Marianne Schaefer in Building Operations on July 19, 2018
This article is part of our occasional series, “The Previous Lives of Property Managers.”
Jeffrey Weber grew up in Little Neck, Queens, where his father was a police officer and his mother was an assistant principal. From an early age he knew he wanted to work in real estate, but he figured accounting would always be a skill he could fall back on. So the kid from Queens earned a degree in accounting from S.U.N.Y. Albany and a master’s at Adelphi University.
In his early 20s, Weber found himself working in the accounting department at Helmsley Enterprises, where he discovered that all sectors of the real estate world were not created equal. “I learned that their accounting department was really an expense department,” Weber recalls. “It was their brokerage and management side that were the income departments. In accounting, if you left at 4:59 you were stealing a minute from the corporation – but brokers could take off Wednesdays to go golfing, and Fridays were half a day so they could go out to the Hamptons. So the expense department was not where I wanted to be.”
After Weber found a job that united his passions for real estate and accounting – treasurer of his co-op in Tarrytown – he decided to quit accounting and become a real-estate agent with Century 21. “I thought I could earn a lot of money selling real estate,” he says with a chuckle. He failed to earn a dime. “After four months my wife, Evan, told me it was time to get a real job again. We were thinking of a family, and it was obviously not the right job for me.” Weber went back to accounting, this time as a controller for East Island Management, doing budgets for co-ops, condos, and rentals.
Weber became a property manager almost by serendipity. His boss was thinking of retiring and didn’t feel like going all the way up to Connecticut, where the firm managed two buildings. Weber stepped in and promptly had an epiphany: “By managing those two buildings, I became half controller and half property manager. I enjoyed the management end of it a whole lot more than accounting.”
Now Weber’s path became clear. He worked four years for Wallack Management as a property manager, and by 1986 he was ready to strike out on his own. By then Weber and Evan, who was working as a speech pathologist, had two children. “We were a little frightened because when you start your own company you’re taking a risk,” Weber says. “I started with only two buildings, but it was my own. I worked six and a half days a week. At least in management” – unlike at Century 21 – “you are guaranteed a check at the first of the month. Those two buildings led to another two, and those led to another six, and so forth.”
Today with partner, Moses Farhat, Weber-Farhat Realty Management handles 60 buildings. Weber’s family has also grown up – the four kids are now adults – and for the past seven years he has enjoyed the constant companionship of his springer spaniel, Bonnie. “I take Bonnie with me wherever I go,” he says. “She comes with me to work and is my receptionist.

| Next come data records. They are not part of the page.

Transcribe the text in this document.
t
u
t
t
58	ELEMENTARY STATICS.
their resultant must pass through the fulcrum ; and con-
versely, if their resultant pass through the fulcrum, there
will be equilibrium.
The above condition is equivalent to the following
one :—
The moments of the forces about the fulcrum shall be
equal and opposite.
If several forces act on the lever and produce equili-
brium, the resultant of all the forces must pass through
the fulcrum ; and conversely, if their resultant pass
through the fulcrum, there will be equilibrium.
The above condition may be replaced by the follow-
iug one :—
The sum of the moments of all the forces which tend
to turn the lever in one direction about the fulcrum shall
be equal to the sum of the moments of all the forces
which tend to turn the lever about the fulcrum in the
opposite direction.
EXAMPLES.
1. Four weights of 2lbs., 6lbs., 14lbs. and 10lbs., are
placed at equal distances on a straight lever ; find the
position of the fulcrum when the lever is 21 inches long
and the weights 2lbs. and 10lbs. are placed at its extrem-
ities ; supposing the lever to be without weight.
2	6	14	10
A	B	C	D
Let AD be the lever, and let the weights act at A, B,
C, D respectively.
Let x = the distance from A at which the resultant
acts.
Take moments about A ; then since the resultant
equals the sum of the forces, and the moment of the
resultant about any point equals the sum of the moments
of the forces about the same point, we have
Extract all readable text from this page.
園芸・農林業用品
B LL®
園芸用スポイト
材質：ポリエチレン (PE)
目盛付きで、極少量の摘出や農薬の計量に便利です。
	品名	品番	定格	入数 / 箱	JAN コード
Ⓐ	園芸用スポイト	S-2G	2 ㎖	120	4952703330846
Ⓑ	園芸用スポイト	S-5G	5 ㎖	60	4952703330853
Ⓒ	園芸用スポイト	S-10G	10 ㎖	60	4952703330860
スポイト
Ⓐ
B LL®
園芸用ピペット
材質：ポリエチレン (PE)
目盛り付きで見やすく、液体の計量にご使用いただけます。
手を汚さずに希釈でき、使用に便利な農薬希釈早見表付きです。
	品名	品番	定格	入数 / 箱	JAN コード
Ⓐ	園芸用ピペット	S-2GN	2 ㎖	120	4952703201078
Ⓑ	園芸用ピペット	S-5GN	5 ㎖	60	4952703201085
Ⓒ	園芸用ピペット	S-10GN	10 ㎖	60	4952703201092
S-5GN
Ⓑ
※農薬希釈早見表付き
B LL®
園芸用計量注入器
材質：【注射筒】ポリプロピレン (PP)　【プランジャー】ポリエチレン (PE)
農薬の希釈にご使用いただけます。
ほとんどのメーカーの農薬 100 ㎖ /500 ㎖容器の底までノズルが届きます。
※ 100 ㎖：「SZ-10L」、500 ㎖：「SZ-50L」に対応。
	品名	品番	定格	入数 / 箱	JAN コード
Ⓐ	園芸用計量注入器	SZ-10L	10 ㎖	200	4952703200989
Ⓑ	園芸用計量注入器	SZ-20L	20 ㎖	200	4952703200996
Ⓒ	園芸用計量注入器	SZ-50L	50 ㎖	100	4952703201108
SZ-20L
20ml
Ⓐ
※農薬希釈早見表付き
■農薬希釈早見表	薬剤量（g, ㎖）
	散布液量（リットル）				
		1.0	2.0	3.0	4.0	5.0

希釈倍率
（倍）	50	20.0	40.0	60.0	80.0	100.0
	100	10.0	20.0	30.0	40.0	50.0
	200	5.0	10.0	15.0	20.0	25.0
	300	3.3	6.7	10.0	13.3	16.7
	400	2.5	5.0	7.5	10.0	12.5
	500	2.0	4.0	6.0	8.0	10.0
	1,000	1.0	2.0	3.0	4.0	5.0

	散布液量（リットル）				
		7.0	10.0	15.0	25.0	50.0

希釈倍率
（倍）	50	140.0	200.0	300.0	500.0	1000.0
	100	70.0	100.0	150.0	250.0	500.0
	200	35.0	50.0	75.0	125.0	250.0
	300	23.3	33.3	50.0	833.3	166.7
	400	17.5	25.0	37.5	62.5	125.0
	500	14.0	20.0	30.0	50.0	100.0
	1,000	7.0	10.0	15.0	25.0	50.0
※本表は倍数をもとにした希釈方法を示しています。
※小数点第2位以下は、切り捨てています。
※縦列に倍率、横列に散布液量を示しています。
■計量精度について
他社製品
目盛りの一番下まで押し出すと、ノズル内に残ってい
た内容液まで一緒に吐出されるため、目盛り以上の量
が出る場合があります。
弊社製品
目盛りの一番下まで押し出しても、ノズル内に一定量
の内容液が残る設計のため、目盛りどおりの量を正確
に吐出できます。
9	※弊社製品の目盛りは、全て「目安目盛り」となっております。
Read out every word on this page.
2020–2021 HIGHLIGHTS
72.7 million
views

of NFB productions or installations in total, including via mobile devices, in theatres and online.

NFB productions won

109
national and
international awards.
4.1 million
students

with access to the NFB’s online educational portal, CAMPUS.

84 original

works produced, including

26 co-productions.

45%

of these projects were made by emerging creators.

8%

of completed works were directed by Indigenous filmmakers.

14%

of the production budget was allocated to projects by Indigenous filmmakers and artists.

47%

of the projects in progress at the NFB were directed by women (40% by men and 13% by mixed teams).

She greets everybody at the door and is a very friendly, happy-go-lucky dog.”
Weber has no regrets about his career detours. “My accounting experience helps me to run my business,” he says. “I can help co-ops and condos with their budgets, their financials, and the financing. I know how to talk to accountants, and I know what the tax laws are.”
Weber, now 65, cannot imagine retiring. “Why would I want to?” he asks. “When you retire, you do what you think would be fun. I enjoy dealing with people, I enjoy solving problems. Going to work every day is not a chore, so I can just as well keep working.”